Rhommel Lamas roml at rhommell.com
Tue Oct 26 15:01:14 CEST 2010


I am having problemas deploying a redundant freeradius with mysql

Here my sql.conf


# -*- text -*-
##
## sql.conf -- SQL modules
##
##	$Id$

######################################################################
#
#  Configuration for the SQL module
#
#  The database schemas and queries are located in subdirectories:
#
#	sql/DB/schema.sql	Schema
#	sql/DB/dialup.conf	Basic dialup (including policy) queries
#	sql/DB/counter.conf	counter
#	sql/DB/ippool.conf	IP Pools in SQL
#	sql/DB/ippool.sql	schema for IP pools.
#
#  Where "DB" is mysql, mssql, oracle, or postgresql.
#

sql sql1{
	#
	#  Set the database to one of:
	#
	#	mysql, mssql, oracle, postgresql
	#
	database = "mysql"

	#
	#  Which FreeRADIUS driver to use.
	#
	driver = "rlm_sql_${database}"

	# Connection info:
	server = "xxx.xxx.xxx.xxx"
	#port = 3306
	login = "radius"
	password = "radius"

	# Database table configuration for everything except Oracle
	radius_db = "radiusprod"
	# If you are using Oracle then use this instead
        # radius_db = "(DESCRIPTION=(ADDRESS=(PROTOCOL=TCP)(HOST=localhost)(PORT=1521))(CONNECT_DATA=(SID=your_sid)))"
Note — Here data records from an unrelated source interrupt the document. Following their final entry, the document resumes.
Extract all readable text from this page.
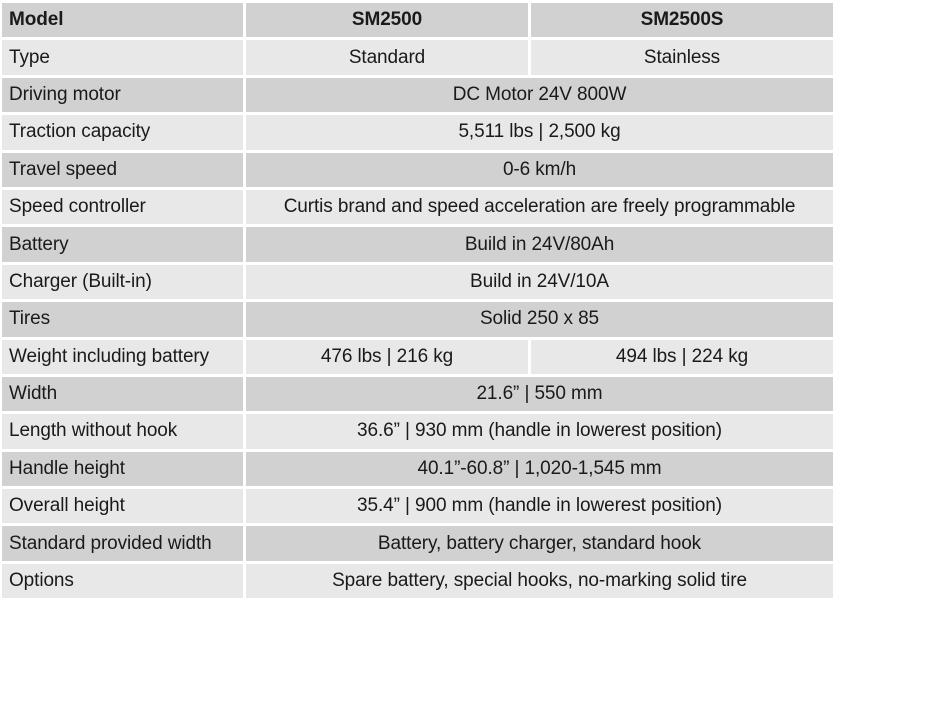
Model	SM2500	SM2500S
Type	Standard	Stainless
Driving motor	DC Motor 24V 800W	
Traction capacity	5,511 lbs | 2,500 kg	
Travel speed	0-6 km/h	
Speed controller	Curtis brand and speed acceleration are freely programmable	
Battery	Build in 24V/80Ah	
Charger (Built-in)	Build in 24V/10A	
Tires	Solid 250 x 85	
Weight including battery	476 lbs | 216 kg	494 lbs | 224 kg
Width	21.6” | 550 mm	
Length without hook	36.6” | 930 mm (handle in lowerest position)	
Handle height	40.1”-60.8” | 1,020-1,545 mm	
Overall height	35.4” | 900 mm (handle in lowerest position)	
Standard provided width	Battery, battery charger, standard hook	
Options	Spare battery, special hooks, no-marking solid tire	
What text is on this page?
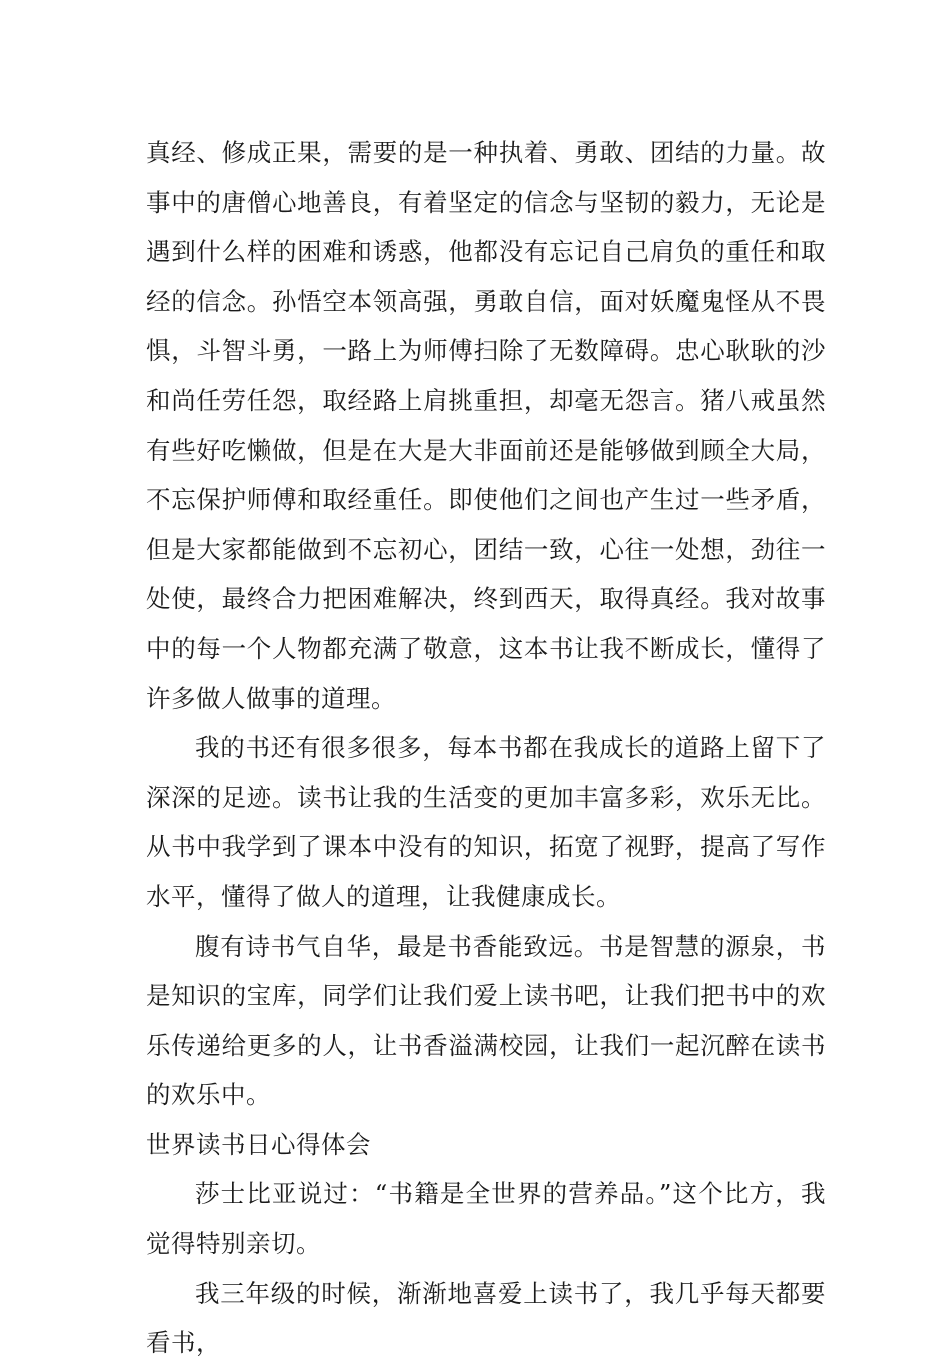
真经、修成正果，需要的是一种执着、勇敢、团结的力量。故事中的唐僧心地善良，有着坚定的信念与坚韧的毅力，无论是遇到什么样的困难和诱惑，他都没有忘记自己肩负的重任和取经的信念。孙悟空本领高强，勇敢自信，面对妖魔鬼怪从不畏惧，斗智斗勇，一路上为师傅扫除了无数障碍。忠心耿耿的沙和尚任劳任怨，取经路上肩挑重担，却毫无怨言。猪八戒虽然有些好吃懒做，但是在大是大非面前还是能够做到顾全大局，不忘保护师傅和取经重任。即使他们之间也产生过一些矛盾，但是大家都能做到不忘初心，团结一致，心往一处想，劲往一处使，最终合力把困难解决，终到西天，取得真经。我对故事中的每一个人物都充满了敬意，这本书让我不断成长，懂得了许多做人做事的道理。

我的书还有很多很多，每本书都在我成长的道路上留下了深深的足迹。读书让我的生活变的更加丰富多彩，欢乐无比。从书中我学到了课本中没有的知识，拓宽了视野，提高了写作水平，懂得了做人的道理，让我健康成长。

腹有诗书气自华，最是书香能致远。书是智慧的源泉，书是知识的宝库，同学们让我们爱上读书吧，让我们把书中的欢乐传递给更多的人，让书香溢满校园，让我们一起沉醉在读书的欢乐中。

世界读书日心得体会

莎士比亚说过：“书籍是全世界的营养品。”这个比方，我觉得特别亲切。

我三年级的时候，渐渐地喜爱上读书了，我几乎每天都要看书，
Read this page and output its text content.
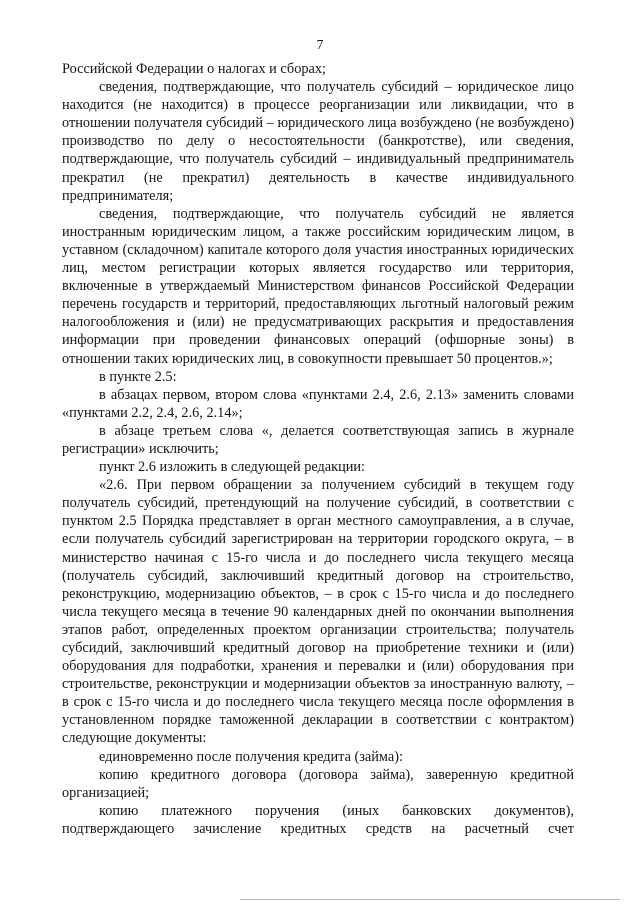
7

Российской Федерации о налогах и сборах;

сведения, подтверждающие, что получатель субсидий – юридическое лицо находится (не находится) в процессе реорганизации или ликвидации, что в отношении получателя субсидий – юридического лица возбуждено (не возбуждено) производство по делу о несостоятельности (банкротстве), или сведения, подтверждающие, что получатель субсидий – индивидуальный предприниматель прекратил (не прекратил) деятельность в качестве индивидуального предпринимателя;

сведения, подтверждающие, что получатель субсидий не является иностранным юридическим лицом, а также российским юридическим лицом, в уставном (складочном) капитале которого доля участия иностранных юридических лиц, местом регистрации которых является государство или территория, включенные в утверждаемый Министерством финансов Российской Федерации перечень государств и территорий, предоставляющих льготный налоговый режим налогообложения и (или) не предусматривающих раскрытия и предоставления информации при проведении финансовых операций (офшорные зоны) в отношении таких юридических лиц, в совокупности превышает 50 процентов.»;

в пункте 2.5:

в абзацах первом, втором слова «пунктами 2.4, 2.6, 2.13» заменить словами «пунктами 2.2, 2.4, 2.6, 2.14»;

в абзаце третьем слова «, делается соответствующая запись в журнале регистрации» исключить;

пункт 2.6 изложить в следующей редакции:

«2.6. При первом обращении за получением субсидий в текущем году получатель субсидий, претендующий на получение субсидий, в соответствии с пунктом 2.5 Порядка представляет в орган местного самоуправления, а в случае, если получатель субсидий зарегистрирован на территории городского округа, – в министерство начиная с 15-го числа и до последнего числа текущего месяца (получатель субсидий, заключивший кредитный договор на строительство, реконструкцию, модернизацию объектов, – в срок с 15-го числа и до последнего числа текущего месяца в течение 90 календарных дней по окончании выполнения этапов работ, определенных проектом организации строительства; получатель субсидий, заключивший кредитный договор на приобретение техники и (или) оборудования для подработки, хранения и перевалки и (или) оборудования при строительстве, реконструкции и модернизации объектов за иностранную валюту, – в срок с 15-го числа и до последнего числа текущего месяца после оформления в установленном порядке таможенной декларации в соответствии с контрактом) следующие документы:

единовременно после получения кредита (займа):

копию кредитного договора (договора займа), заверенную кредитной организацией;

копию платежного поручения (иных банковских документов), подтверждающего зачисление кредитных средств на расчетный счет
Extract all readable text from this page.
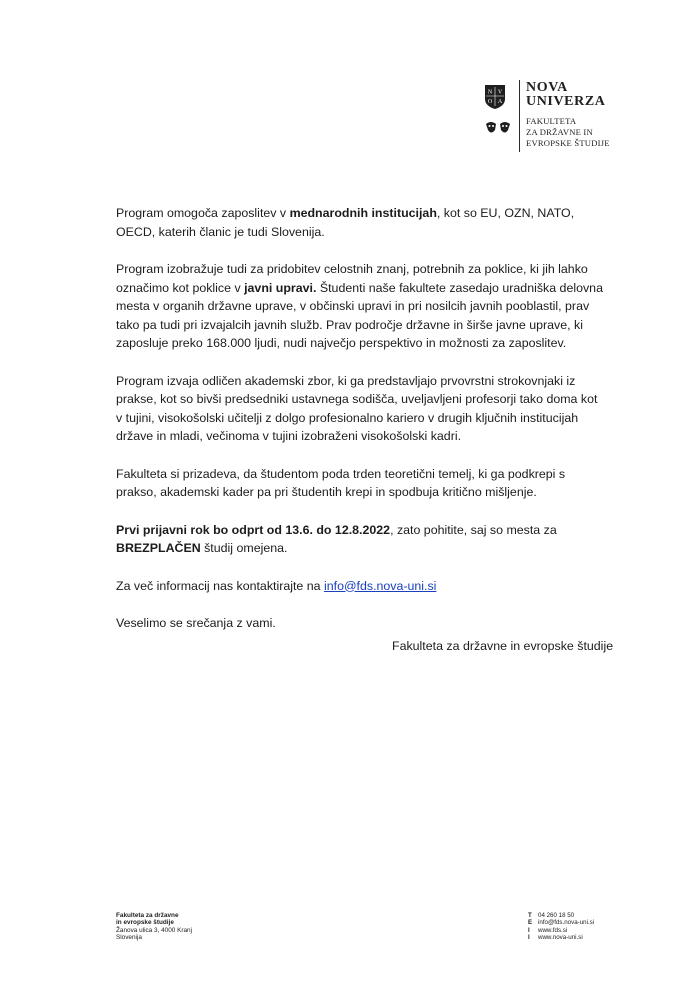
N V
O A
NOVA
UNIVERZA
FAKULTETA
ZA DRŽAVNE IN
EVROPSKE ŠTUDIJE

Program omogoča zaposlitev v mednarodnih institucijah, kot so EU, OZN, NATO, OECD, katerih članic je tudi Slovenija.

Program izobražuje tudi za pridobitev celostnih znanj, potrebnih za poklice, ki jih lahko označimo kot poklice v javni upravi. Študenti naše fakultete zasedajo uradniška delovna mesta v organih državne uprave, v občinski upravi in pri nosilcih javnih pooblastil, prav tako pa tudi pri izvajalcih javnih služb. Prav področje državne in širše javne uprave, ki zaposluje preko 168.000 ljudi, nudi največjo perspektivo in možnosti za zaposlitev.

Program izvaja odličen akademski zbor, ki ga predstavljajo prvovrstni strokovnjaki iz prakse, kot so bivši predsedniki ustavnega sodišča, uveljavljeni profesorji tako doma kot v tujini, visokošolski učitelji z dolgo profesionalno kariero v drugih ključnih institucijah države in mladi, večinoma v tujini izobraženi visokošolski kadri.

Fakulteta si prizadeva, da študentom poda trden teoretični temelj, ki ga podkrepi s prakso, akademski kader pa pri študentih krepi in spodbuja kritično mišljenje.

Prvi prijavni rok bo odprt od 13.6. do 12.8.2022, zato pohitite, saj so mesta za BREZPLAČEN študij omejena.

Za več informacij nas kontaktirajte na info@fds.nova-uni.si

Veselimo se srečanja z vami.

Fakulteta za državne in evropske študije
Fakulteta za državne
in evropske študije
Žanova ulica 3, 4000 Kranj
Slovenija
T 04 260 18 50
E info@fds.nova-uni.si
I www.fds.si
I www.nova-uni.si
	# If you want both stop and start records logged to the
	# same SQL table, leave this as is.  If you want them in
	# different tables, put the start table in acct_table1
	# and stop table in acct_table2
	acct_table1 = "radacct"
	acct_table2 = "radacct"

	# Allow for storing data after authentication
	postauth_table = "radpostauth"

	authcheck_table = "radcheck"
	authreply_table = "radreply"

	groupcheck_table = "radgroupcheck"
	groupreply_table = "radgroupreply"

	# Table to keep group info
	usergroup_table = "usergroup"

	# If set to 'yes' (default) we read the group tables
	# If set to 'no' the user MUST have Fall-Through = Yes in the radreply table
	# read_groups = yes

	# Remove stale session if checkrad does not see a double login
	deletestalesessions = yes

	# Print all SQL statements when in debug mode (-x)
	
	######### ROML PONER SQLTRACE NO!#############
	sqltrace = no

	##############################################

	sqltracefile = ${logdir}/sqltrace.sql

	# number of sql connections to make to server
	num_sql_socks = 8
	#num_sql_socks = 40
	# number of seconds to dely retrying on a failed database
	# connection (per_socket)
	connect_failure_retry_delay = 60

	# lifetime of an SQL socket.  If you are having network issues
	# such as TCP sessions expiring, you may need to set the socket
	# lifetime.  If set to non-zero, any open connections will be
	# closed "lifetime" seconds after they were first opened.
	lifetime = 0

	# Maximum number of queries used by an SQL socket.  If you are
	# having issues with SQL sockets lasting "too long", you can
	# limit the number of queries performed over one socket.  After
	# "max_qeuries", the socket will be closed.  Use 0 for "no limit".
	max_queries = 0

	# Set to 'yes' to read radius clients from the database ('nas' table)
	# Clients will ONLY be read on server startup.  For performance
	# and security reasons, finding clients via SQL queries CANNOT
	# be done "live" while the server is running.
	# 
	readclients = yes

	# Table to keep radius client info
	nas_table = "nas"

	# Read driver-specific configuration
	$INCLUDE sql/${database}/dialup.conf
}


sql sql2{
	#
	#  Set the database to one of:
	#
	#	mysql, mssql, oracle, postgresql
	#
	database = "mysql"

	#
	#  Which FreeRADIUS driver to use.
	#
	driver = "rlm_sql_${database}"

	# Connection info:
	server = "127.0.0.1"
	#port = 3306
	login = "radius"
	password = "radius"

	# Database table configuration for everything except Oracle
	radius_db = "radiusprod"
	# If you are using Oracle then use this instead
        # radius_db = "(DESCRIPTION=(ADDRESS=(PROTOCOL=TCP)(HOST=localhost)(PORT=1521))(CONNECT_DATA=(SID=your_sid)))"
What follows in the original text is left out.